I think a lot of the value in these AI Podcasts is just the self-validation of the listener. It really doesn't matter to the listener if there's nothing between Egyptian socks and Revelry because the point was to feel good not to learn.
But also because I've had a long standing pet peeve with news articles that include random ass stock footage in articles. If humans can get away with include a picture of _any_ ship when talking about a specific ship (that may have never been in the harbor the picture shows) then why does the AI need to be correct?
https://en.wikipedia.org/wiki/Good_Omens
I’d link to a clip of it, but to your point some devil is making it frustratingly hard to find.

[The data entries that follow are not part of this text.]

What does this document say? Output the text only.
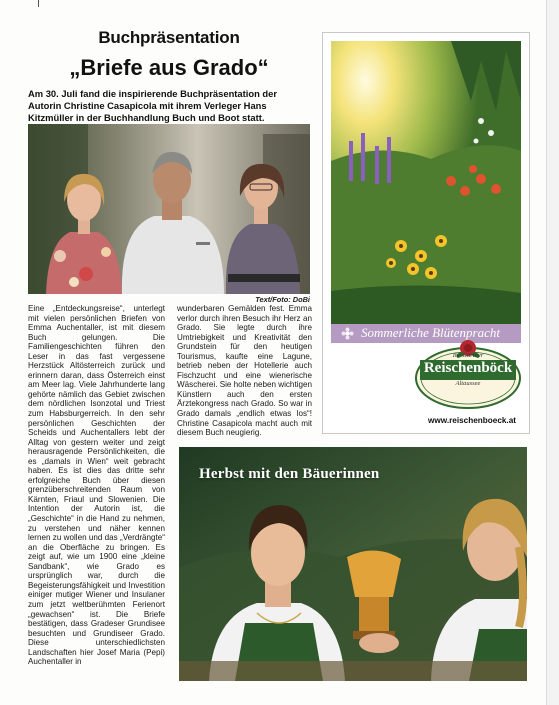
Buchpräsentation
„Briefe aus Grado“
Am 30. Juli fand die inspirierende Buchpräsentation der Autorin Christine Casapicola mit ihrem Verleger Hans Kitzmüller in der Buchhandlung Buch und Boot statt.
Text/Foto: DoBi
Eine „Entdeckungsreise“, unterlegt mit vielen persönlichen Briefen von Emma Auchentaller, ist mit diesem Buch gelungen. Die Familiengeschichten führen den Leser in das fast vergessene Herzstück Altösterreich zurück und erinnern daran, dass Österreich einst am Meer lag. Viele Jahrhunderte lang gehörte nämlich das Gebiet zwischen dem nördlichen Isonzotal und Triest zum Habsburgerreich. In den sehr persönlichen Geschichten der Scheids und Auchentallers lebt der Alltag von gestern weiter und zeigt herausragende Persönlichkeiten, die es „damals in Wien“ weit gebracht haben. Es ist dies das dritte sehr erfolgreiche Buch über diesen grenzüberschreitenden Raum von Kärnten, Friaul und Slowenien. Die Intention der Autorin ist, die „Geschichte“ in die Hand zu nehmen, zu verstehen und näher kennen lernen zu wollen und das „Verdrängte“ an die Oberfläche zu bringen. Es zeigt auf, wie um 1900 eine „kleine Sandbank“, wie Grado es ursprünglich war, durch die Begeisterungsfähigkeit und Investition einiger mutiger Wiener und Insulaner zum jetzt weltberühmten Ferienort „gewachsen“ ist. Die Briefe bestätigen, dass Gradeser Grundisee besuchten und Grundiseer Grado. Diese unterschiedlichsten Landschaften hier Josef Maria (Pepi) Auchentaller in
wunderbaren Gemälden fest. Emma verlor durch ihren Besuch ihr Herz an Grado. Sie legte durch ihre Umtriebigkeit und Kreativität den Grundstein für den heutigen Tourismus, kaufte eine Lagune, betrieb neben der Hotellerie auch Fischzucht und eine wienerische Wäscherei. Sie holte neben wichtigen Künstlern auch den ersten Ärztekongress nach Grado. So war in Grado damals „endlich etwas los“! Christine Casapicola macht auch mit diesem Buch neugierig.
Sommerliche Blütenpracht
Ihr Gärtner
Reischenböck
Altaussee
www.reischenboeck.at
Herbst mit den Bäuerinnen
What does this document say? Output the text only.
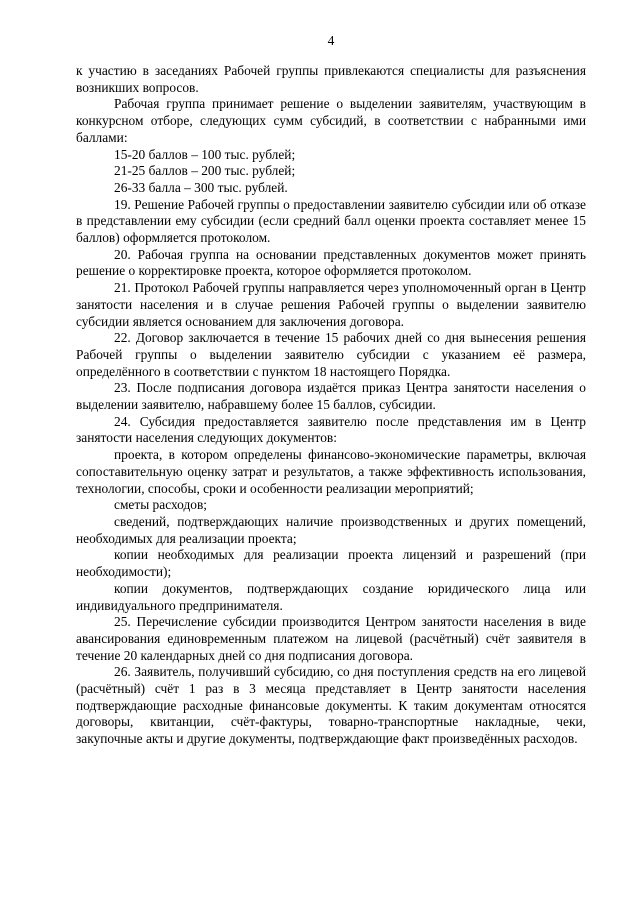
4

к участию в заседаниях Рабочей группы привлекаются специалисты для разъяснения возникших вопросов.

Рабочая группа принимает решение о выделении заявителям, участвующим в конкурсном отборе, следующих сумм субсидий, в соответствии с набранными ими баллами:

15-20 баллов – 100 тыс. рублей;

21-25 баллов – 200 тыс. рублей;

26-33 балла – 300 тыс. рублей.

19. Решение Рабочей группы о предоставлении заявителю субсидии или об отказе в представлении ему субсидии (если средний балл оценки проекта составляет менее 15 баллов) оформляется протоколом.

20. Рабочая группа на основании представленных документов может принять решение о корректировке проекта, которое оформляется протоколом.

21. Протокол Рабочей группы направляется через уполномоченный орган в Центр занятости населения и в случае решения Рабочей группы о выделении заявителю субсидии является основанием для заключения договора.

22. Договор заключается в течение 15 рабочих дней со дня вынесения решения Рабочей группы о выделении заявителю субсидии с указанием её размера, определённого в соответствии с пунктом 18 настоящего Порядка.

23. После подписания договора издаётся приказ Центра занятости населения о выделении заявителю, набравшему более 15 баллов, субсидии.

24. Субсидия предоставляется заявителю после представления им в Центр занятости населения следующих документов:

проекта, в котором определены финансово-экономические параметры, включая сопоставительную оценку затрат и результатов, а также эффективность использования, технологии, способы, сроки и особенности реализации мероприятий;

сметы расходов;

сведений, подтверждающих наличие производственных и других помещений, необходимых для реализации проекта;

копии необходимых для реализации проекта лицензий и разрешений (при необходимости);

копии документов, подтверждающих создание юридического лица или индивидуального предпринимателя.

25. Перечисление субсидии производится Центром занятости населения в виде авансирования единовременным платежом на лицевой (расчётный) счёт заявителя в течение 20 календарных дней со дня подписания договора.

26. Заявитель, получивший субсидию, со дня поступления средств на его лицевой (расчётный) счёт 1 раз в 3 месяца представляет в Центр занятости населения подтверждающие расходные финансовые документы. К таким документам относятся договоры, квитанции, счёт-фактуры, товарно-транспортные накладные, чеки, закупочные акты и другие документы, подтверждающие факт произведённых расходов.
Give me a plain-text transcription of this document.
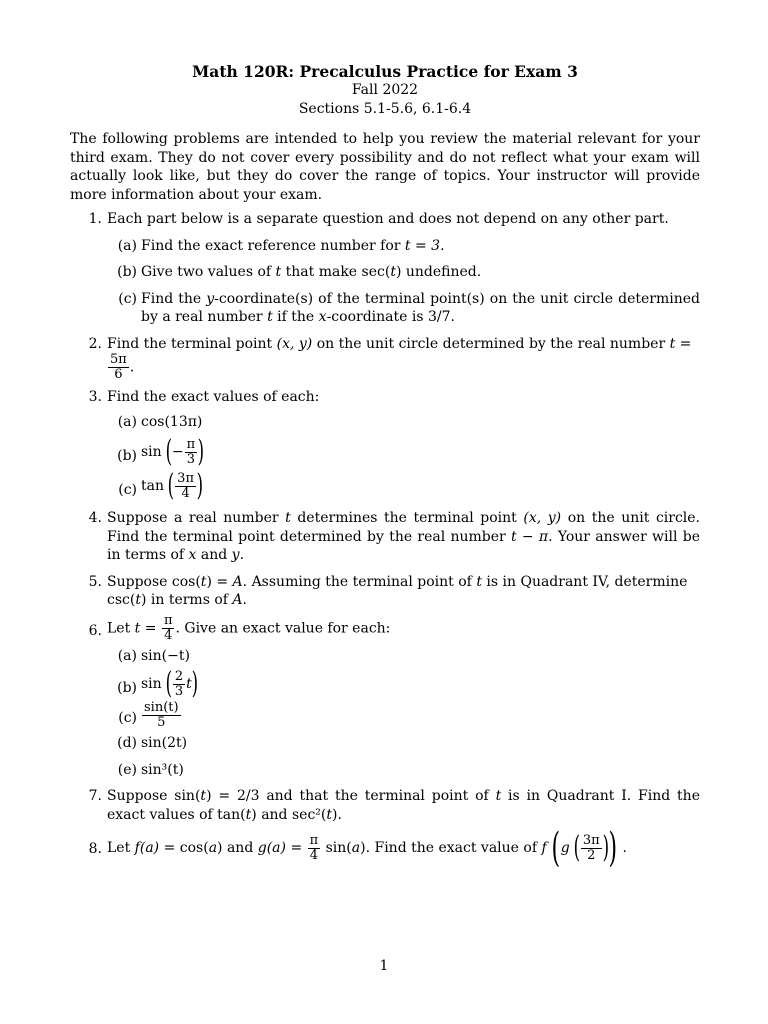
Math 120R: Precalculus Practice for Exam 3
Fall 2022
Sections 5.1-5.6, 6.1-6.4
The following problems are intended to help you review the material relevant for your third exam. They do not cover every possibility and do not reflect what your exam will actually look like, but they do cover the range of topics. Your instructor will provide more information about your exam.
1. Each part below is a separate question and does not depend on any other part.
(a) Find the exact reference number for t = 3.
(b) Give two values of t that make sec(t) undefined.
(c) Find the y-coordinate(s) of the terminal point(s) on the unit circle determined by a real number t if the x-coordinate is 3/7.
2. Find the terminal point (x, y) on the unit circle determined by the real number t =
$\frac{5\pi}{6}$ .
3. Find the exact values of each:
(a) cos(13π)
(b) sin (− $\frac{\pi}{3}$ )
(c) tan ( $\frac{3\pi}{4}$ )
4. Suppose a real number t determines the terminal point (x, y) on the unit circle. Find the terminal point determined by the real number t − π. Your answer will be in terms of x and y.
5. Suppose cos(t) = A. Assuming the terminal point of t is in Quadrant IV, determine csc(t) in terms of A.
6. Let $t = \frac{\pi}{4}$ . Give an exact value for each:
(a) sin(−t)
(b) sin ( $\frac{2}{3} t$)
$(c) \frac{\sin(t)}{5}$
(d) sin(2t)
(e) sin³(t)
7. Suppose sin(t) = 2/3 and that the terminal point of t is in Quadrant I. Find the exact values of tan(t) and sec²(t).
8. Let f(a) = cos(a) and $g(a) = \frac{\pi}{4} \sin(a)$. Find the exact value of f (g ( $\frac{3\pi}{2}$ )) .
1
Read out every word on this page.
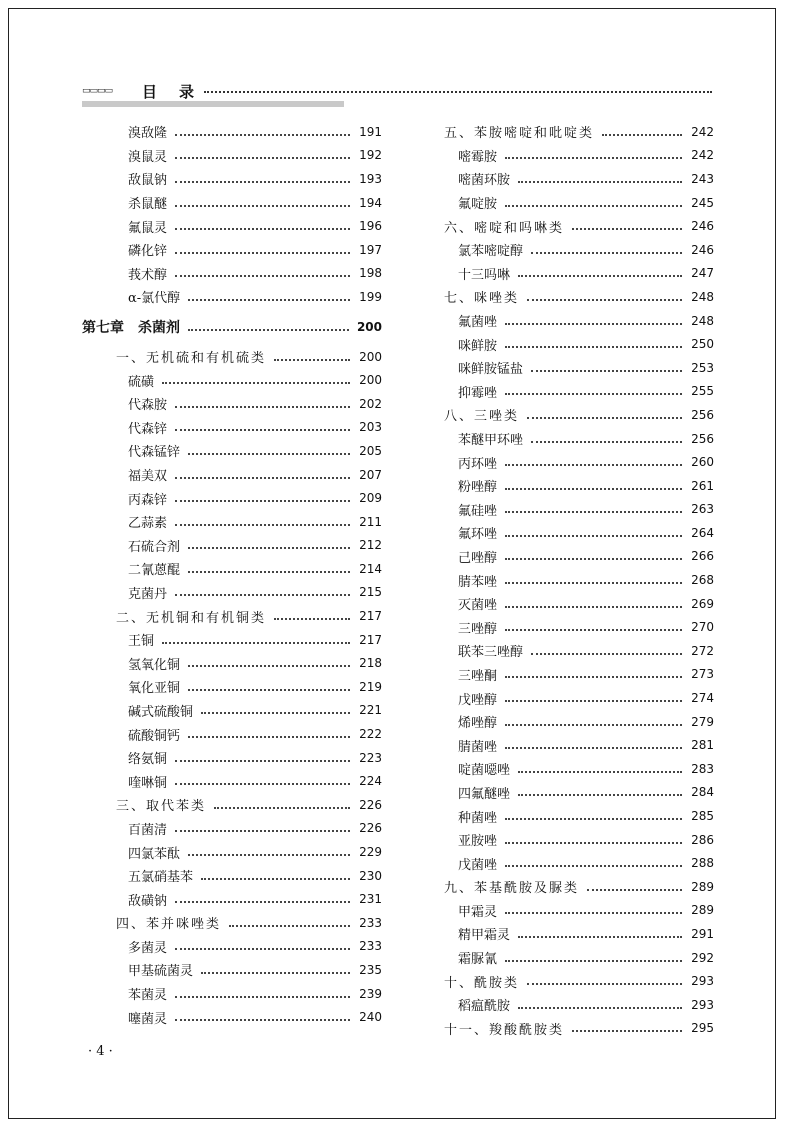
▭▭▭▭ 目录
溴敌隆	191
溴鼠灵	192
敌鼠钠	193
杀鼠醚	194
氟鼠灵	196
磷化锌	197
莪术醇	198
α-氯代醇	199
第七章　杀菌剂	200
一、无机硫和有机硫类	200
硫磺	200
代森胺	202
代森锌	203
代森锰锌	205
福美双	207
丙森锌	209
乙蒜素	211
石硫合剂	212
二氰蒽醌	214
克菌丹	215
二、无机铜和有机铜类	217
王铜	217
氢氧化铜	218
氧化亚铜	219
碱式硫酸铜	221
硫酸铜钙	222
络氨铜	223
喹啉铜	224
三、取代苯类	226
百菌清	226
四氯苯酞	229
五氯硝基苯	230
敌磺钠	231
四、苯并咪唑类	233
多菌灵	233
甲基硫菌灵	235
苯菌灵	239
噻菌灵	240
五、苯胺嘧啶和吡啶类	242
嘧霉胺	242
嘧菌环胺	243
氟啶胺	245
六、嘧啶和吗啉类	246
氯苯嘧啶醇	246
十三吗啉	247
七、咪唑类	248
氟菌唑	248
咪鲜胺	250
咪鲜胺锰盐	253
抑霉唑	255
八、三唑类	256
苯醚甲环唑	256
丙环唑	260
粉唑醇	261
氟硅唑	263
氟环唑	264
己唑醇	266
腈苯唑	268
灭菌唑	269
三唑醇	270
联苯三唑醇	272
三唑酮	273
戊唑醇	274
烯唑醇	279
腈菌唑	281
啶菌噁唑	283
四氟醚唑	284
种菌唑	285
亚胺唑	286
戊菌唑	288
九、苯基酰胺及脲类	289
甲霜灵	289
精甲霜灵	291
霜脲氰	292
十、酰胺类	293
稻瘟酰胺	293
十一、羧酸酰胺类	295
· 4 ·
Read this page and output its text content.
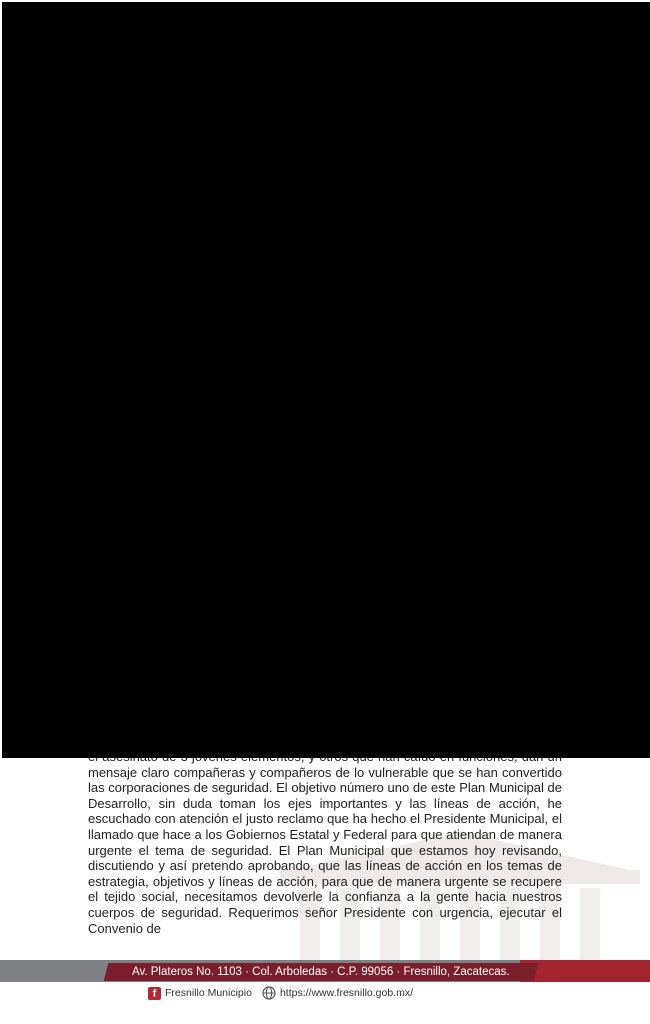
mensaje claro compañeras y compañeros de lo vulnerable que se han convertido las corporaciones de seguridad. El objetivo número uno de este Plan Municipal de Desarrollo, sin duda toman los ejes importantes y las líneas de acción, he escuchado con atención el justo reclamo que ha hecho el Presidente Municipal, el llamado que hace a los Gobiernos Estatal y Federal para que atiendan de manera urgente el tema de seguridad. El Plan Municipal que estamos hoy revisando, discutiendo y así pretendo aprobando, que las líneas de acción en los temas de estrategia, objetivos y líneas de acción, para que de manera urgente se recupere el tejido social, necesitamos devolverle la confianza a la gente hacia nuestros cuerpos de seguridad. Requerimos señor Presidente con urgencia, ejecutar el Convenio de

Av. Plateros No. 1103 · Col. Arboledas · C.P. 99056 · Fresnillo, Zacatecas.
f Fresnillo Municipio	https://www.fresnillo.gob.mx/
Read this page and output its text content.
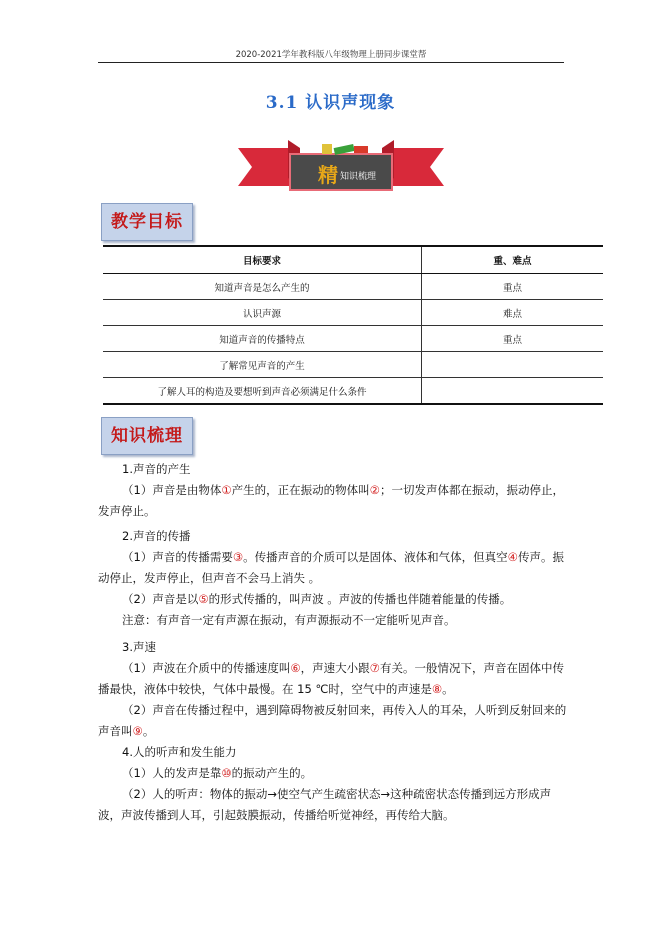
2020-2021学年教科版八年级物理上册同步课堂帮
3.1 认识声现象
精 知识梳理
教学目标
目标要求	重、难点
知道声音是怎么产生的	重点
认识声源	难点
知道声音的传播特点	重点
了解常见声音的产生	
了解人耳的构造及要想听到声音必须满足什么条件	
知识梳理

1.声音的产生

（1）声音是由物体①产生的，正在振动的物体叫②；一切发声体都在振动，振动停止，发声停止。

2.声音的传播

（1）声音的传播需要③。传播声音的介质可以是固体、液体和气体，但真空④传声。振动停止，发声停止，但声音不会马上消失 。

（2）声音是以⑤的形式传播的，叫声波 。声波的传播也伴随着能量的传播。

注意：有声音一定有声源在振动，有声源振动不一定能听见声音。

3.声速

（1）声波在介质中的传播速度叫⑥，声速大小跟⑦有关。一般情况下，声音在固体中传播最快，液体中较快，气体中最慢。在 15 ℃时，空气中的声速是⑧。

（2）声音在传播过程中，遇到障碍物被反射回来，再传入人的耳朵，人听到反射回来的声音叫⑨。

4.人的听声和发生能力

（1）人的发声是靠⑩的振动产生的。

（2）人的听声：物体的振动→使空气产生疏密状态→这种疏密状态传播到远方形成声波，声波传播到人耳，引起鼓膜振动，传播给听觉神经，再传给大脑。
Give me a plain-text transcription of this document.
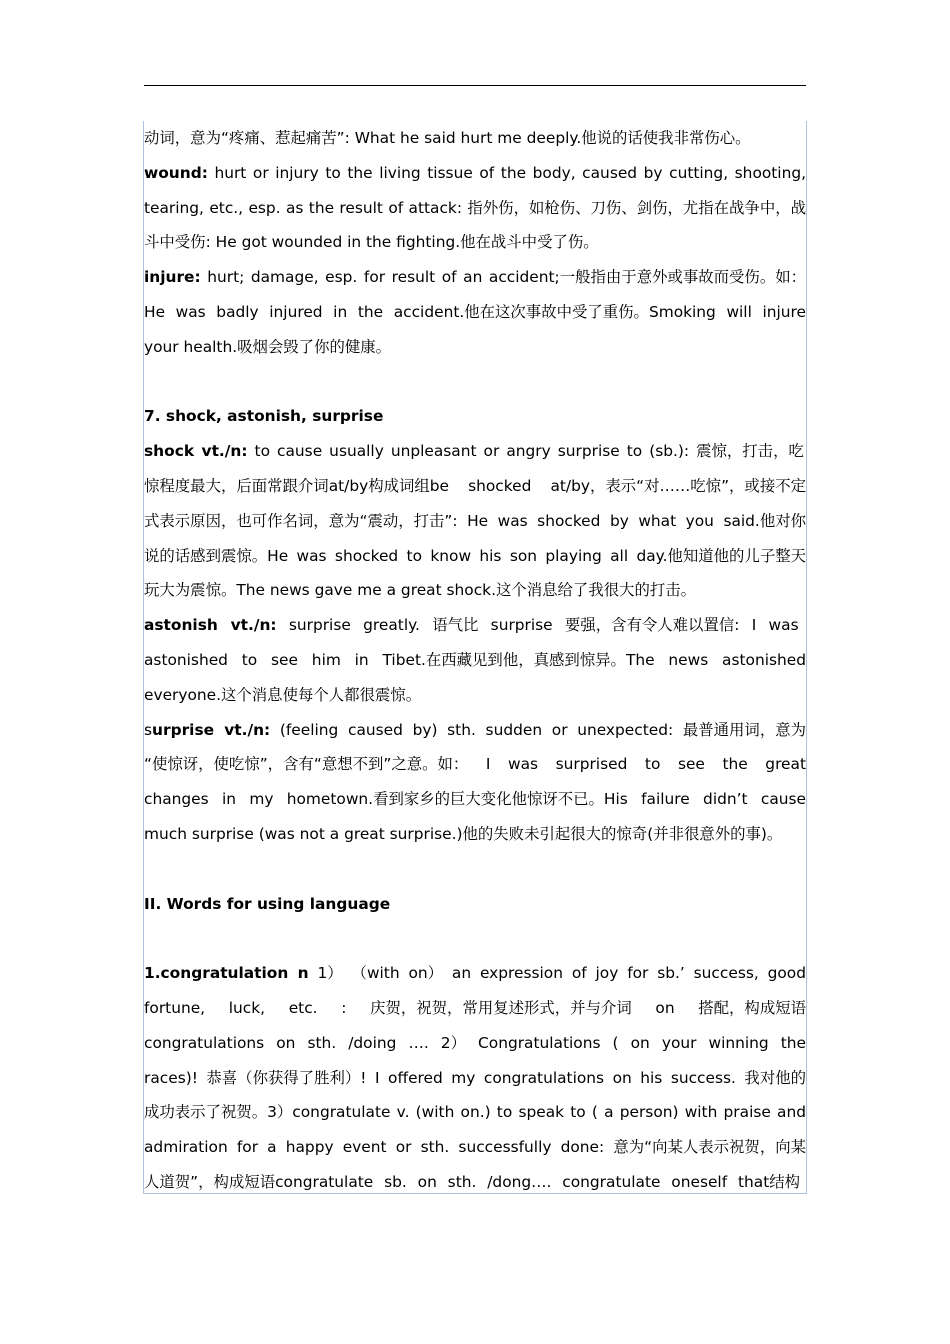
动词，意为“疼痛、惹起痛苦”: What he said hurt me deeply.他说的话使我非常伤心。
wound: hurt or injury to the living tissue of the body, caused by cutting, shooting,
tearing, etc., esp. as the result of attack: 指外伤，如枪伤、刀伤、剑伤，尤指在战争中，战
斗中受伤: He got wounded in the fighting.他在战斗中受了伤。
injure: hurt; damage, esp. for result of an accident;一般指由于意外或事故而受伤。如：
He was badly injured in the accident.他在这次事故中受了重伤。Smoking will injure
your health.吸烟会毁了你的健康。
7. shock, astonish, surprise
shock vt./n: to cause usually unpleasant or angry surprise to (sb.): 震惊，打击，吃
惊程度最大，后面常跟介词at/by构成词组be shocked at/by，表示“对……吃惊”，或接不定
式表示原因，也可作名词，意为“震动，打击”: He was shocked by what you said.他对你
说的话感到震惊。He was shocked to know his son playing all day.他知道他的儿子整天
玩大为震惊。The news gave me a great shock.这个消息给了我很大的打击。
astonish vt./n: surprise greatly. 语气比 surprise 要强，含有令人难以置信: I was
astonished to see him in Tibet.在西藏见到他，真感到惊异。The news astonished
everyone.这个消息使每个人都很震惊。
surprise vt./n: (feeling caused by) sth. sudden or unexpected: 最普通用词，意为
“使惊讶，使吃惊”，含有“意想不到”之意。如： I was surprised to see the great
changes in my hometown.看到家乡的巨大变化他惊讶不已。His failure didn’t cause
much surprise (was not a great surprise.)他的失败未引起很大的惊奇(并非很意外的事)。
II. Words for using language
1.congratulation n 1） （with on） an expression of joy for sb.’ success, good
fortune, luck, etc. : 庆贺，祝贺，常用复述形式，并与介词 on 搭配，构成短语
congratulations on sth. /doing …. 2） Congratulations ( on your winning the
races)! 恭喜（你获得了胜利）! I offered my congratulations on his success. 我对他的
成功表示了祝贺。3）congratulate v. (with on.) to speak to ( a person) with praise and
admiration for a happy event or sth. successfully done: 意为“向某人表示祝贺，向某
人道贺”，构成短语congratulate sb. on sth. /dong…. congratulate oneself that结构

Man. I do miss Terry Pratchett.
The vast majority of people accept what they see as the way things are and it never occurs to them that things could be different.
Music can make you feel good and keep you engaged just purely out of engaging our pattern recognition.
AI videos and photos seem to have a similar effect. Even if it's not real, they encode enough patterns from good human work to be able to engage our attention.
Just proving people with an attentional escape is valuable on the internet.
The particular type of innovator ghoul that's enabled by generative AI dreams of filling the entire internet with bullshit content. Aggregators (media and content) should be actively pushing them out for their own long-term survival, IMO.
https://data.worldbank.org/indicator/IT.NET.USER.ZS
There's this (now old) meme called "Italian brainrot" - AI generated characters with vaguely Italian-sounding names like Bombardiro Crocodilo (note the incorrect spelling of the Italian word for crocodile).
One character stands out - Tung Tung Tung Sahur. Not only does it not sound Italian at all, that last word rang a bell.
Sahur (or Suhur) is the meal eaten before dawn during Ramadan.
After some digging I discovered this whole category originated in Indonesia. The country experienced an absolute explosion in the number of internet users in recent years and is home to internet phenomena which spread globally, but few in the west seem to realise that.